The primary objectives of the GE McKinsey Matrix are to:

  • Assist in resource allocation: Optimize the distribution of resources across business units.
  • Identify strong and weak units: Determine which units to invest in, hold, or divest.
  • Strategic direction: Provide strategic recommendations based on unit performance and potential.

Axes of the GE McKinsey Matrix

Industry Attractiveness

This axis measures how favorable an industry is for growth and profitability. Factors evaluated may include:

  • Market size and growth rate
  • Industry profitability
  • Intensity of competition
  • Technological advancements
  • Regulatory environment

Competitive Strength

This axis evaluates the business unit’s ability to compete within its industry. Key factors include:

  • Market share
  • Product quality and differentiation
  • Distribution channels
  • Cost efficiency
  • Brand strength

Structure of the GE McKinsey Matrix

The matrix is typically a 3x3 grid with nine cells. Here’s how the typical categorizations are defined:

  • Invest/Grow: Business units in high industry attractiveness and strong competitive position.
  • Selectively Invest/Maintain: Units in medium industry attractiveness with medium competitive strength.
  • Divest/Harvest: Units in low industry attractiveness with weak competitive strength.

Application of the GE McKinsey Matrix

  • Data Collection: Gather extensive data on industry attractiveness and competitive strengths relevant to each business unit.
  • Scoring: Assign numerical values to each factor of industry attractiveness and competitive strength.
  • Mapping: Plot the business units on the matrix based on their scores to identify their strategic position.
  • Strategic Decisions: Develop strategies for each unit depending on their position in the matrix.
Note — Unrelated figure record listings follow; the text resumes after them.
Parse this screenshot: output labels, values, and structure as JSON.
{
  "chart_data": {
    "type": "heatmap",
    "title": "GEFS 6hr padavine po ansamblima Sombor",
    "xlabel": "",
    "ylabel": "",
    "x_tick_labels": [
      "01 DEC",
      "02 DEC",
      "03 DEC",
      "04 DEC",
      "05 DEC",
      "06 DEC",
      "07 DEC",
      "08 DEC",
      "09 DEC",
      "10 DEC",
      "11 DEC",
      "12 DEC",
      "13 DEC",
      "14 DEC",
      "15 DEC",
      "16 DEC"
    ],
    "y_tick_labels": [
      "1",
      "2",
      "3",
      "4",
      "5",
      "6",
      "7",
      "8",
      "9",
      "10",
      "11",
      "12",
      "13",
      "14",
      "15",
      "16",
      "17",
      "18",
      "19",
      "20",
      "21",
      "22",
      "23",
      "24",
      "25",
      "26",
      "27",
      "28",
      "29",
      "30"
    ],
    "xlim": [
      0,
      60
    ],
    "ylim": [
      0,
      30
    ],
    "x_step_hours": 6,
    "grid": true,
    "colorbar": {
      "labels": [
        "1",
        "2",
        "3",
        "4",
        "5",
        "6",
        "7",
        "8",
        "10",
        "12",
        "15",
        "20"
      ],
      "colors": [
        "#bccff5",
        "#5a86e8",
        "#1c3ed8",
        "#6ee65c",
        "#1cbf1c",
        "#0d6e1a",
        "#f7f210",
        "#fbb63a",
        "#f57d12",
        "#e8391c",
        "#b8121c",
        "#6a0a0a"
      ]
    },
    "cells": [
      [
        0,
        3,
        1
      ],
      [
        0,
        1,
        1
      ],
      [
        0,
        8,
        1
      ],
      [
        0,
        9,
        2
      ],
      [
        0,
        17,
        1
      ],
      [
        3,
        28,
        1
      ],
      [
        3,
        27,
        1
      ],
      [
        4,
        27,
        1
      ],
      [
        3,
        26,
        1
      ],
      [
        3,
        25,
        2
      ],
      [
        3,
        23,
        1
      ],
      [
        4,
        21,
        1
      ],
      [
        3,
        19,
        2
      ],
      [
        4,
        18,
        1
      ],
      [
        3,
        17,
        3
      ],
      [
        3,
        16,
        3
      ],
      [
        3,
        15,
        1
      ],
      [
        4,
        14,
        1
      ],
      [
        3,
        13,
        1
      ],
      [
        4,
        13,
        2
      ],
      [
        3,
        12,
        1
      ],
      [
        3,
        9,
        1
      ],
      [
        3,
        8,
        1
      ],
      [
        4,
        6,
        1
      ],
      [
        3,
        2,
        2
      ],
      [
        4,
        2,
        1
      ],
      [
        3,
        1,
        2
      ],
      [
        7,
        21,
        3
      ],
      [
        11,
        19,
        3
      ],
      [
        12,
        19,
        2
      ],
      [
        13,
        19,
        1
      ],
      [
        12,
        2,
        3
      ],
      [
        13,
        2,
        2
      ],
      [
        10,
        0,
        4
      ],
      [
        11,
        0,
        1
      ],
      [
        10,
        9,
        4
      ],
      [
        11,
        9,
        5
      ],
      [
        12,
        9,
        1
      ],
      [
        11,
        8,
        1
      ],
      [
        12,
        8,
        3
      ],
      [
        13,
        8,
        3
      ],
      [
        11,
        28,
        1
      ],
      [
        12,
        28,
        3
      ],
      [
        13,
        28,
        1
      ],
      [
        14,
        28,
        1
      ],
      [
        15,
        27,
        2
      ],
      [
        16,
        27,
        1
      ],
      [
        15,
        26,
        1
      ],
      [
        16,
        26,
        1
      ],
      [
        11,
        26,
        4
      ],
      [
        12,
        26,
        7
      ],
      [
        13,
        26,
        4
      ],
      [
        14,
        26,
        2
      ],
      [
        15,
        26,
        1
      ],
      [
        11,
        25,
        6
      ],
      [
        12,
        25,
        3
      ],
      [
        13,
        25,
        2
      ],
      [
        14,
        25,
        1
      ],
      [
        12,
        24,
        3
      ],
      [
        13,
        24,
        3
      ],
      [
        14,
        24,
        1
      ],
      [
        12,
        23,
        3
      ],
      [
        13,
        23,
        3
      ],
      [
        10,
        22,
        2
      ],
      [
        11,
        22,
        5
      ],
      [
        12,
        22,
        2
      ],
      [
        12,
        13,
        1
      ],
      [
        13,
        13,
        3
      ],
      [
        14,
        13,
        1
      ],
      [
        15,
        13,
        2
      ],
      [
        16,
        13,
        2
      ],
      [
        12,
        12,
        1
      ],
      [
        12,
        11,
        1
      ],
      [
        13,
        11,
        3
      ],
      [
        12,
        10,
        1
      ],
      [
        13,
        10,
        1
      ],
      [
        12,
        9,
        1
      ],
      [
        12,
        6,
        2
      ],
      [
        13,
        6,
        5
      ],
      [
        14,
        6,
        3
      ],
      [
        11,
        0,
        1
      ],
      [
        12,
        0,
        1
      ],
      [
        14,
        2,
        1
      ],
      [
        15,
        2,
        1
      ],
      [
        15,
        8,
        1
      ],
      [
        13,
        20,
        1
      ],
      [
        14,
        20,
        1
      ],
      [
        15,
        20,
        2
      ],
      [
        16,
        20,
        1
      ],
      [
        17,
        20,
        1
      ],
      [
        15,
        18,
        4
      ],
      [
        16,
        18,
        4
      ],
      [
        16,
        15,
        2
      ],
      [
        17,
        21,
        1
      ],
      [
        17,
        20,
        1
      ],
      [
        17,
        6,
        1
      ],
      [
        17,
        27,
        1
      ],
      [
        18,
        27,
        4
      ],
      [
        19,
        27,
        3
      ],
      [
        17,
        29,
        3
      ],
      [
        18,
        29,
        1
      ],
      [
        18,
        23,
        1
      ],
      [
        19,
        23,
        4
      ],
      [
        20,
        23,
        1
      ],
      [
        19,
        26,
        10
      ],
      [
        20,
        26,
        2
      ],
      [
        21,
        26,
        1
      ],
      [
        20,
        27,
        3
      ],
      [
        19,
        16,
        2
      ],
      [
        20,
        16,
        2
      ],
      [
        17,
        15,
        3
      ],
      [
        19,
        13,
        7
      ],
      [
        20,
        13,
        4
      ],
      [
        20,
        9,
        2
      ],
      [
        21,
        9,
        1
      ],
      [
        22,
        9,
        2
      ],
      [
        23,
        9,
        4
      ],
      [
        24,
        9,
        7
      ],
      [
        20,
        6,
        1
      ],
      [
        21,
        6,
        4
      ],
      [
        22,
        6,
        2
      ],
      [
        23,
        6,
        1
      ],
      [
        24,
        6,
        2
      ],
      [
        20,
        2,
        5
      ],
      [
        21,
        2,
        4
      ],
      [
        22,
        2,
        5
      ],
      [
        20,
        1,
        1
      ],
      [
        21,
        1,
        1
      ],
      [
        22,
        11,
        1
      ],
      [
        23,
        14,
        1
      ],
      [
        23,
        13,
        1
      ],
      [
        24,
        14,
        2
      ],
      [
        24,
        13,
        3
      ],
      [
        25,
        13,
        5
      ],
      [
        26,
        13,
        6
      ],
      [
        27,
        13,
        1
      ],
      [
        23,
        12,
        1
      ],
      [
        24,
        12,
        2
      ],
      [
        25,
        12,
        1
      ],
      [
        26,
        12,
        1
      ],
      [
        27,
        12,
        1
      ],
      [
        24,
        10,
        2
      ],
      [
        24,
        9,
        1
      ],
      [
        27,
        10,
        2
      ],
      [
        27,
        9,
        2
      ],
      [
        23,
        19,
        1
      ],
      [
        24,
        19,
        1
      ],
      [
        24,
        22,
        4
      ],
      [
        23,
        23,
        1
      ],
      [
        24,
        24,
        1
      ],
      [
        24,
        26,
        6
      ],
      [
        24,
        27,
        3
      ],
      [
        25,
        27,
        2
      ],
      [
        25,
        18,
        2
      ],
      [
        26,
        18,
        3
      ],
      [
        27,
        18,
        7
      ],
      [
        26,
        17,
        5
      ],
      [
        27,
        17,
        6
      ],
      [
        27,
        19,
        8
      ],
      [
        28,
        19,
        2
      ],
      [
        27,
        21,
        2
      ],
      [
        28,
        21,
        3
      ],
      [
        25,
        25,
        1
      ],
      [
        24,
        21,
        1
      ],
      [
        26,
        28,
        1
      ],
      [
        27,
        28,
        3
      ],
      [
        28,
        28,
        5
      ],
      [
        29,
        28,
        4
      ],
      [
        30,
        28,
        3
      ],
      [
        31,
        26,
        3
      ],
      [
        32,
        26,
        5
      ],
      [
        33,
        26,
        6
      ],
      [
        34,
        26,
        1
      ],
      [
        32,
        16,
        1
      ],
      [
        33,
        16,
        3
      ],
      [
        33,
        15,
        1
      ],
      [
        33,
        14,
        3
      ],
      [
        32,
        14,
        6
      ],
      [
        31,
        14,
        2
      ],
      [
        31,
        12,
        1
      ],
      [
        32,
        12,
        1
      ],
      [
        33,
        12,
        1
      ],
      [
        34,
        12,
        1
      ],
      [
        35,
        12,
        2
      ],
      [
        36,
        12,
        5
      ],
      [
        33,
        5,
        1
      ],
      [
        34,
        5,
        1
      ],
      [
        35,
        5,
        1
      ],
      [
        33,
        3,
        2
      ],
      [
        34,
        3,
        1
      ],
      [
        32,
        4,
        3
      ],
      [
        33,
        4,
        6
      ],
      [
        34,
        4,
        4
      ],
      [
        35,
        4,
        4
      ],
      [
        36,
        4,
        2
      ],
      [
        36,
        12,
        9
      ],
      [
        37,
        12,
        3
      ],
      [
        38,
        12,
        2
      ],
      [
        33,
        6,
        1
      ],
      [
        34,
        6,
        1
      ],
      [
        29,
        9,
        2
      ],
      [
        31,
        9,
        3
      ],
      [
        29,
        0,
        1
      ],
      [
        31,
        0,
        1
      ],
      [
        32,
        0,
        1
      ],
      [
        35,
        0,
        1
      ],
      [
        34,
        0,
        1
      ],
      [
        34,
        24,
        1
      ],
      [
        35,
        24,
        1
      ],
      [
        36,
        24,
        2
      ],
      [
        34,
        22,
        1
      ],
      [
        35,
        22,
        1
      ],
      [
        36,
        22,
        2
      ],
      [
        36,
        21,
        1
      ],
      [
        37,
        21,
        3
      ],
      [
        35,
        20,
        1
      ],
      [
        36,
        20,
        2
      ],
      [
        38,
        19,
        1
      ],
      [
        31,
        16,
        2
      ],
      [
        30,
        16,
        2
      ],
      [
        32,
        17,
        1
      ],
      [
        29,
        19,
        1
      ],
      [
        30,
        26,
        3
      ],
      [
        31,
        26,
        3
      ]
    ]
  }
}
Examples and Historical Context

General Electric used this matrix to restructure and manage their diversified portfolio effectively in the 1970s. It continues to be widely used across various industries for strategic planning.

  • BCG Matrix: Another portfolio management tool focused on market growth rate and market share.
  • SWOT Analysis: Assesses strengths, weaknesses, opportunities, and threats for strategic planning.

FAQs

What is the main benefit of using the GE McKinsey Matrix?

The main benefit is its ability to inform strategic resource allocation by identifying which business units should be invested in, maintained, or divested.

How does the GE McKinsey Matrix differ from the BCG Matrix?

While both are portfolio management tools, the GE McKinsey Matrix uses more dimensions (industry attractiveness and competitive strength) compared to the BCG Matrix’s market growth rate and market share.

References

  • McKinsey & Company. (1970s). Development of the GE McKinsey Matrix.
  • General Electric Annual Reports. Historical application of the matrix in corporate strategy.

Summary

The GE McKinsey Matrix remains a vital strategic tool for large corporations to manage and prioritize their diverse business portfolios. By evaluating SBUs on industry attractiveness and competitive strength, companies can make informed decisions to drive growth, optimize resource allocation, and sustain competitive advantage.